Because it is a binary classification problem, **binary_crossentropy** loss is used as the loss function. The efficient **ADAM optimization algorithm** is used. The model is fit for only 5 epochs because it quickly overfits the problem. A large batch size of 64 reviews is used to space out weight updates.

In [41]:
embedding_vecor_length = 32

model = Sequential()

model.add(Embedding(top_words, embedding_vecor_length, input_length=max_review_length))

model.add(LSTM(100, dropout=0.2, recurrent_dropout=0.2))

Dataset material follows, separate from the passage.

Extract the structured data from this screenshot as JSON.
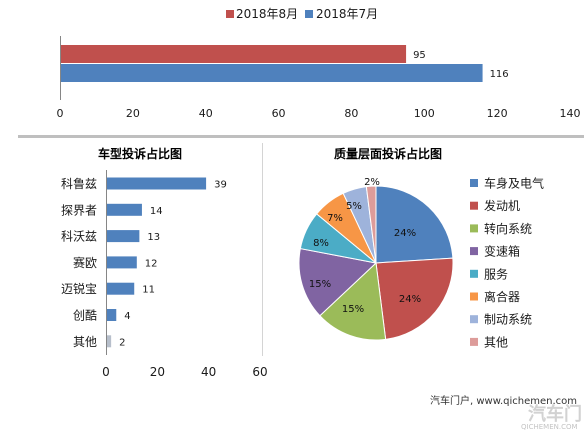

model.add(Dense(1, activation='sigmoid'))

In [42]:
model.summary()

Model: "sequential"
_________________________________________________________________
Layer (type)                 Output Shape              Param #   
embedding (Embedding)        (None, 500, 32)           320000    
_________________________________________________________________
lstm (LSTM)                  (None, 100)               53200     
_________________________________________________________________
dense (Dense)                (None, 1)                 101       
Total params: 373,301
Trainable params: 373,301
Non-trainable params: 0
_________________________________________________________________


In [43]:
model.compile(loss='binary_crossentropy', optimizer='adam', metrics=['accuracy'])

In [45]:
model.fit(X_train_em, y_train, epochs=5, batch_size=64) ## Increase the epochs as per your hardware

Epoch 1/5
Epoch 2/5
Epoch 3/5
Epoch 4/5
Epoch 5/5


<tensorflow.python.keras.callbacks.History at 0x1da5a17a148>

## Model Evaluation and scoring

In [48]:
scores = model.evaluate(X_test_em, y_test, verbose=0)
print("Accuracy: %.2f%%" % (scores[1]*100))

Accuracy: 86.88%


## Prediction on any one sample

In [54]:
y_pred = model.predict_classes(X_test_em, batch_size = 128)

In [75]:
def sentiment(val):
    if val==1:
        return 'Positive Review'
    return 'Negative Review'

def get_predictions(n):
    review = get_sentences(X_test[n])
    print('-----------------------------------')
    print('Predicted sentiment -', sentiment(y_pred[n]))
    print('-----------------------------------')
    print('Actual sentiment    -', sentiment(y_test[n]))

In [78]:
get_predictions(144)

<START> here's a couple of <UNK> out of an <UNK> i wrote for university about br br the book of revelation is an erotic thriller about sex power and a talented <UNK> struggle to regain his sense of self after being unfortunately raped by three <UNK> women the three women that <UNK> him all have distinctive marks on the bodies one has a giant birth mark on her <UNK> another has a <UNK> <UNK> on her lower stomach and the ring leader has a small circle on her breast so he lives his new life in search of these <UNK> and to find them on these intimate places he does what any sane man does when he needs to see as many naked women as possible to solve a mystery he has sex with them an hour and ten minutes into the film and you feel like he has almost had a piece of every woman in melbourne br br the film is a giant <UNK> of pretentious celluloid it is like <UNK> from every frame at only one point towards the films final climax does give a scene the same energy and strength as her debut featur

In [77]:
get_predictions(155)

<START> i actually found out about rising via the imdb website i have a particular interest in <UNK> brazilian culture and films rising is one of those gems that gives a new meaning to human transformation beautifully documented and filmed by jeff <UNK> and matt its the story anderson <UNK> a former <UNK> de <UNK> drug <UNK> who after the deaths of family members and friends becomes a christ like malcolm x and <UNK> all rolled into one <UNK> formed a <UNK> cultural movement that uses <UNK> brazilian <UNK> <UNK> brazilian martial arts <UNK> and other to <UNK> the hopeless and most times angry youth into vibrant <UNK> caring community loving individuals br br a few years ago i remember going to a screening of city of god de <UNK> and walked out of the theatre completely <UNK> the images were grim yet stunning and you couldn't take your eyes off the screen i remember how hopeless some situations were in the <UNK> and how <UNK> the society was due to the <UNK> neglect how drug <UNK> was a 

## Conclution:

Our model perform quite well with the predictions. The accuracy achieved with test data is 86.88% and the couple of predictions that were tried showed positive results.